Faith–based NGOs do not accord the state the final say. Rather, they assert that people are accountable to each other and their communities–and to their chosen God. The state is just another institution that must fulfill its mission appropriately or be subject to correction. Faith–based NGOs will not accept state policies that devalue the life of individuals or their communities. They view the state as just one of many actors in the development process, not as the supreme actor.

This conception of political power drives people of faith to challenge systems and power structures. In Europe, churches and faith–based organizations have led advocacy efforts on such issues as child labor (Christian Aid is a leader of these efforts) and ethical consumerism. Caritas, Christian Aid, and other faith–based groups have been at the forefront of Jubilee 2000, a movement dominated by churches and faith–based organizations seeking global debt relief for poor countries. At the 1999 meeting of the G7 in Birmingham, England, some 70,000 people joined hands to form a human chain in protest against Third World debt.

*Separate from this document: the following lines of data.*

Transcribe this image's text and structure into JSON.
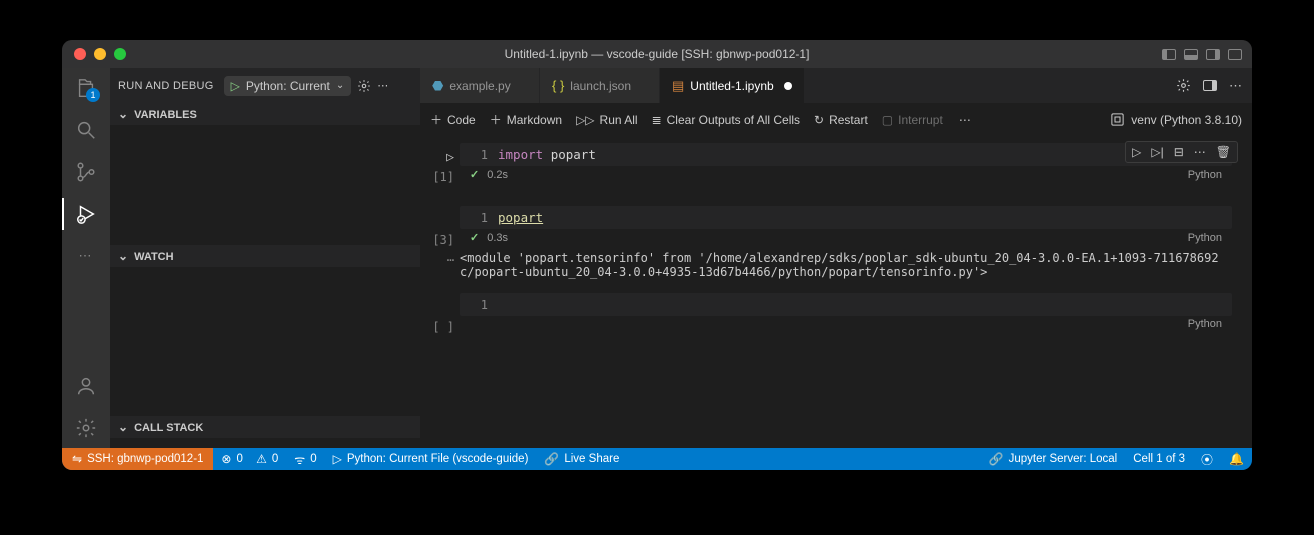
{
  "window": {
    "title": "Untitled-1.ipynb — vscode-guide [SSH: gbnwp-pod012-1]"
  },
  "activity": {
    "explorer_badge": "1"
  },
  "sidebar": {
    "title": "RUN AND DEBUG",
    "config": "Python: Current",
    "sections": {
      "variables": "VARIABLES",
      "watch": "WATCH",
      "callstack": "CALL STACK"
    }
  },
  "tabs": [
    {
      "label": "example.py",
      "kind": "py",
      "active": false
    },
    {
      "label": "launch.json",
      "kind": "json",
      "active": false
    },
    {
      "label": "Untitled-1.ipynb",
      "kind": "nb",
      "active": true,
      "dirty": true
    }
  ],
  "nb_toolbar": {
    "code": "Code",
    "markdown": "Markdown",
    "run_all": "Run All",
    "clear": "Clear Outputs of All Cells",
    "restart": "Restart",
    "interrupt": "Interrupt",
    "kernel": "venv (Python 3.8.10)"
  },
  "cells": {
    "c1": {
      "play": "▷",
      "exec": "[1]",
      "line_no": "1",
      "kw": "import",
      "id": "popart",
      "time": "0.2s",
      "lang": "Python"
    },
    "c2": {
      "exec": "[3]",
      "line_no": "1",
      "link": "popart",
      "time": "0.3s",
      "lang": "Python",
      "out_gutter": "⋯",
      "output": "<module 'popart.tensorinfo' from '/home/alexandrep/sdks/poplar_sdk-ubuntu_20_04-3.0.0-EA.1+1093-711678692c/popart-ubuntu_20_04-3.0.0+4935-13d67b4466/python/popart/tensorinfo.py'>"
    },
    "c3": {
      "exec": "[ ]",
      "line_no": "1",
      "lang": "Python"
    }
  },
  "statusbar": {
    "remote": "SSH: gbnwp-pod012-1",
    "errors": "0",
    "warnings": "0",
    "ports": "0",
    "debug": "Python: Current File (vscode-guide)",
    "live": "Live Share",
    "jupyter": "Jupyter Server: Local",
    "cellpos": "Cell 1 of 3"
  }
}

Faith compels its followers to seek peace and justice. The role of faith in peacemaking is evident through many modern examples. Men of faith–Mahatma Gandhi, Dr. Martin Luther King, Jr. and Archbishop Desmond Tutu–led some of the twentieth century’s greatest movements for peaceful change. Menachem Begin and Anwar el–Sadat were willing to take great personal risks for peace because of their religious convictions. “Each of the principals at Camp David recognized peace to be both a gift from God and a preeminent human obligation,” noted former President Jimmy Carter. “To have overlooked the importance of religion for both Sadat and Begin would have resulted in a failure to understand these two men. Such a failure could have had a pervasive and incalculable impact.”

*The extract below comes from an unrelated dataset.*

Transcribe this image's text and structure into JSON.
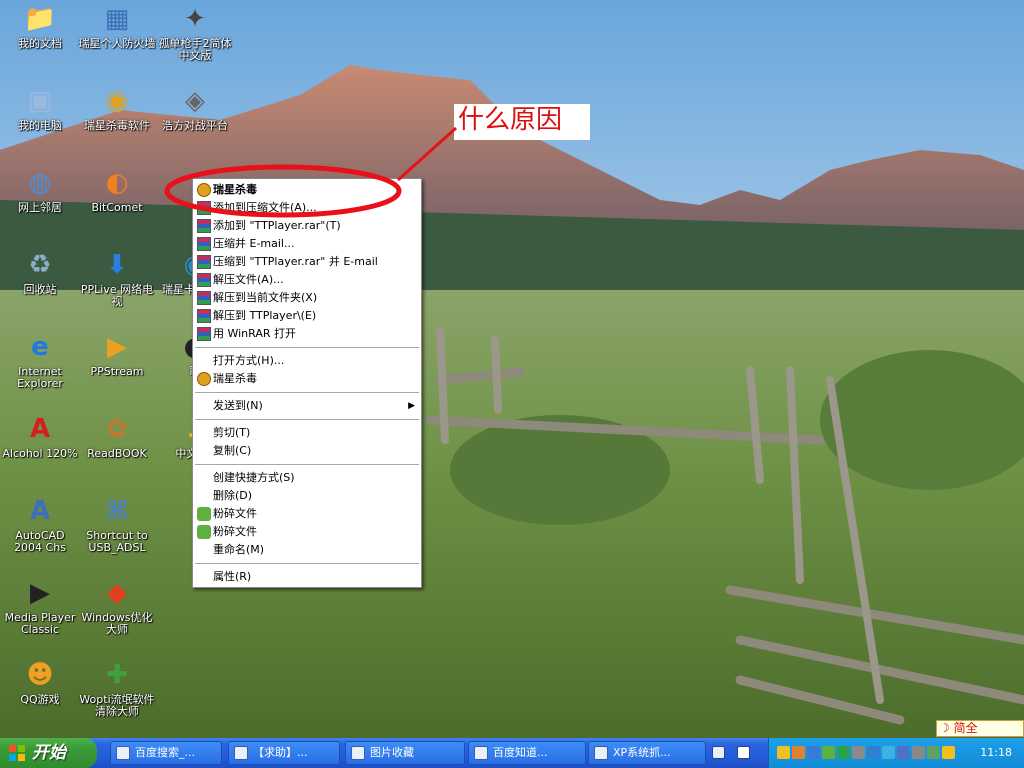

In recent decades, the vast majority of wars have been intra–state conflicts. Here, too, the church and other faith–based institutions are important actors. The role of the churches is considered central, if not critical, to a relatively peaceful transition to multi–ethnic democracy in South Africa. The Quakers have been active in conciliation and peace efforts in the Biafran war, Nicaragua, and elsewhere. In Biafra, the Quakers were seen as trustworthy by both sides in the conflict. Asked whether the Quakers were regarded as religious or secular actors, then Secretary–General of the British Commonwealth Arnold Smith replied, “I think people who knew them understood that their motivation was spiritual. But spiritual is not an opposite of secular; it’s an attitude of values, of how one deals in secular matters.”

The Future of Faith–based NGOs. Faith–based organizations must view developing countries not only as recipients of aid, but also as equal partners. For World Vision, this led to a risky move toward partnership with entities in the industrialized and the developing world, each locally governed and legally autonomous. The resulting international board is composed of representatives from nineteen countries and seven regions, nine of whom are from developing countries. The only glue that unites these partners is a common mission, core values, and a covenant.

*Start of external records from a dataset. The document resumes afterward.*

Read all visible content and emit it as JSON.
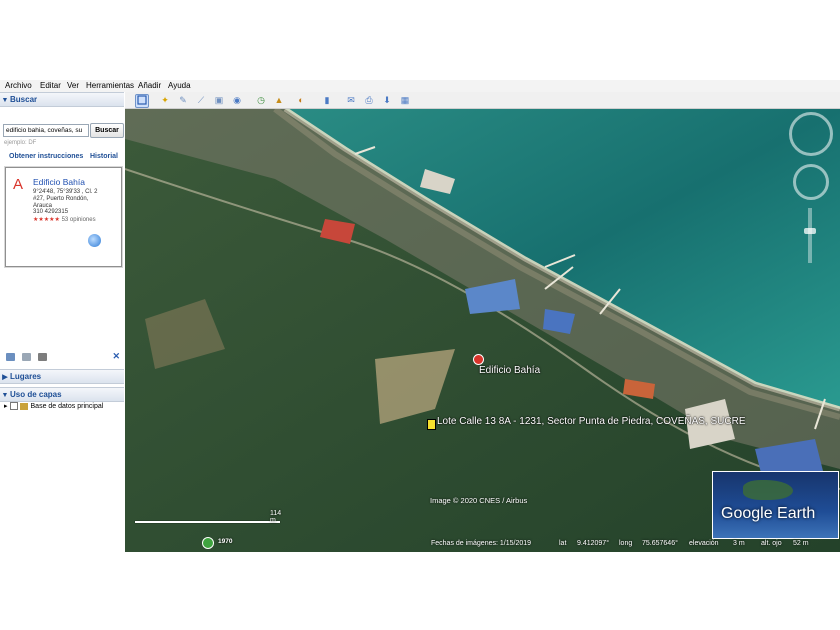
{
  "menu": [
    "Archivo",
    "Editar",
    "Ver",
    "Herramientas",
    "Añadir",
    "Ayuda"
  ],
  "sidebar": {
    "search_title": "Buscar",
    "search_value": "edificio bahia, coveñas, su",
    "search_button": "Buscar",
    "example_hint": "ejemplo: DF",
    "get_directions": "Obtener instrucciones",
    "history": "Historial",
    "result": {
      "marker": "A",
      "title": "Edificio Bahía",
      "address_lines": [
        "9°24'48, 75°39'33 , Cl. 2",
        "#27, Puerto Rondón,",
        "Arauca"
      ],
      "phone": "310 4292315",
      "stars": "★★★★★",
      "reviews": "53 opiniones"
    },
    "places_title": "Lugares",
    "layers_title": "Uso de capas",
    "layer_item": "Base de datos principal"
  },
  "toolbar": {
    "icons": [
      "sidebar-toggle-icon",
      "placemark-icon",
      "polygon-icon",
      "path-icon",
      "overlay-icon",
      "tour-icon",
      "history-icon",
      "sun-icon",
      "planets-icon",
      "ruler-icon",
      "email-icon",
      "print-icon",
      "save-image-icon",
      "maps-icon"
    ]
  },
  "map": {
    "placemark_building": "Edificio Bahía",
    "placemark_lot": "Lote Calle 13 8A - 1231, Sector Punta de Piedra, COVEÑAS, SUCRE",
    "copyright": "Image © 2020 CNES / Airbus",
    "scale_label": "114 m",
    "time_label": "1970",
    "status": {
      "imagery_date": "Fechas de imágenes: 1/15/2019",
      "lat_label": "lat",
      "lat_value": "9.412097°",
      "lon_label": "long",
      "lon_value": "75.657646°",
      "elev_label": "elevación",
      "elev_value": "3 m",
      "eye_label": "alt. ojo",
      "eye_value": "52 m"
    },
    "logo": "Google Earth"
  }
}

Faith–based organizations believe that development is a means to an end, not an end in itself. The true goal is transformation. The focus is not on transferring resources, building capacity, or increasing choices. It is on changing people. At the heart of all the major faiths is the aim of personal transformation–to draw nearer to the divine, to gain a true understanding of the meaning of life, and to reach inner peace and contentment. Isaiah writes that when the poor hear the good news and receive freedom, they become “oaks of righteousness . . . that rebuild the ancient ruins and restore the places long devastated.” People, not programs, restore their worlds.

World Vision is an international Christian relief and development organization. It currently supports more than 3,400 projects in nearly 100 countries worldwide.